The Federal Trade Commission
As an independent agency of the federal government, the Federal Trade Commission (FTC) is considered to be the nation’s consumer protection agency. On its website, the agency touts itself as being able to help prevent fraudulent, deceptive and unfair business practices in the marketplace. It also notes that it provides information to help consumers spot, stop and avoid these practices. All of these responsibilities tie directly into governing credit card companies.
The FTC makes sure that credit card companies follow the dozens of rules that are in place to protect consumers. For example, credit card companies must send you a statement outlining these rules when you open an account, and then, at least once a year while your account is open. Failing to do so could land a credit card company in violation of the law and subject to the penalties of the FTC.
The Federal Reserve Board
This board oversees the Federal Reserve System, which is the country’s central banking system. It issues notices that amend or clarify laws passed by Congress and signed into law by the President. And when it comes to credit card companies, the federal reserve board has been active in continuing to make sure that the fees credit card companies charge cardholders are fair.
For example, in 2009, President Barack Obama signed into law the Credit Card Accountability Responsibility Disclosure Act. After it was signed into law, the Federal Reserve released several notices to clarify some of the language of the new legislation. That included provisions regarding fees credit card companies could charge its customers.
The Federal Reserve also conducts periodic surveys of the credit card industry to determine what areas should be addressed. In one of its surveys in 2011, it found that credit card companies were willing to loosen some of their credit restrictions to allow more consumers the chance to qualify.
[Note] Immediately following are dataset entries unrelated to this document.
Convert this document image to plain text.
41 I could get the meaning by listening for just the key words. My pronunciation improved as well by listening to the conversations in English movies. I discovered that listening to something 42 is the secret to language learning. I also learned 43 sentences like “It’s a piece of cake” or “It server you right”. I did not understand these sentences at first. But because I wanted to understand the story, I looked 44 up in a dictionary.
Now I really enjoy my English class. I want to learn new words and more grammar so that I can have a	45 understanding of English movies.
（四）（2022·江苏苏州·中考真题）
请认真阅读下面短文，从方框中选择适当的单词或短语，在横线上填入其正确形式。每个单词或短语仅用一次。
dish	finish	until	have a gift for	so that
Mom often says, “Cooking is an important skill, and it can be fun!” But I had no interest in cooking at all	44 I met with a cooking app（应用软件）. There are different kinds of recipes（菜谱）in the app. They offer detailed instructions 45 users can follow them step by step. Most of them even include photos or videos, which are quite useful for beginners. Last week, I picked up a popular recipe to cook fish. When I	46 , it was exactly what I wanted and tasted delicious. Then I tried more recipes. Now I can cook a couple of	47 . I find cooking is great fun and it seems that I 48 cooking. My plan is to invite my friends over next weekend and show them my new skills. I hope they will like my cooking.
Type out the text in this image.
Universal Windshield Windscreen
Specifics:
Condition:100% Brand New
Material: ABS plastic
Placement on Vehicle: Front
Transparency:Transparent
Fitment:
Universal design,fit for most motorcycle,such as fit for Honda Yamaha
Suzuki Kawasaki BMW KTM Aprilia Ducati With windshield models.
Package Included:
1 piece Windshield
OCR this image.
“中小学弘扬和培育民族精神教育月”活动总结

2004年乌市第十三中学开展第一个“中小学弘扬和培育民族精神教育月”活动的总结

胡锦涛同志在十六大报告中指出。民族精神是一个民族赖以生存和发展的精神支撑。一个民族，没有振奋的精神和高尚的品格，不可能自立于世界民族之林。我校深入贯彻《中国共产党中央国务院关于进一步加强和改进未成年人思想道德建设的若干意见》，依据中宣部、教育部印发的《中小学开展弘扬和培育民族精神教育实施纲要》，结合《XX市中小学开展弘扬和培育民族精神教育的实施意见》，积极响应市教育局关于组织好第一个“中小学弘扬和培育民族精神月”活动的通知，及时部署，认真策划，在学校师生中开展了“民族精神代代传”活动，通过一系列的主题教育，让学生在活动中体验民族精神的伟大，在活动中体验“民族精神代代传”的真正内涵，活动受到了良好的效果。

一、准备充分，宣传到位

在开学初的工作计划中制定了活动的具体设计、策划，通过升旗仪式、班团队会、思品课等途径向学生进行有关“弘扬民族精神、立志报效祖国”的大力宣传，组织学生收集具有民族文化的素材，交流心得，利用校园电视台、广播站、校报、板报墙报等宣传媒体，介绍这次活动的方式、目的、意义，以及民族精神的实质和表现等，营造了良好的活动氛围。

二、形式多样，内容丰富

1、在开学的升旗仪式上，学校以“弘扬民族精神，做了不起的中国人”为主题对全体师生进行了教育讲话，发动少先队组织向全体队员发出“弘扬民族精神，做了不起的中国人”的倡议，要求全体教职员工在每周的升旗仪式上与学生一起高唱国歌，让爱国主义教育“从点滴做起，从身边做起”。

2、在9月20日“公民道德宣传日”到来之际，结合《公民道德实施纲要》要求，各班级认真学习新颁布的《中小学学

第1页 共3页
Treasury Office of the Thrift
The Treasury's Office of the Thrift is charged with overseeing the nation's thrift industry, which basically helps people obtain affordable home loans. However, another duty adds another layer of protection for credit cardholders, which makes the agency another key component of credit card governing. In recent years, it has implemented policies intended to help consumers make informed decisions about the use of credit card accounts. For example, it makes thrift businesses that issue credit cards disclose the annual percentage rate when the account is opened, and that card issuer can't increase that rate arbitrarily.
National Credit Union Association
Although the National Credit Union Association is primarily charged with overseeing credit unions, it has played a substantial role in the oversight of the credit card industry as well. In 2011, it went along with the Federal Reserve and the Treasury Department’s Office of the Thrift in agreeing with regulations that add another layer of protection for credit card users. Specifically, the new regulations restrict credit card companies’ ability to raise rates and by forcing them to give credit card holders reasonable time to pay their balances.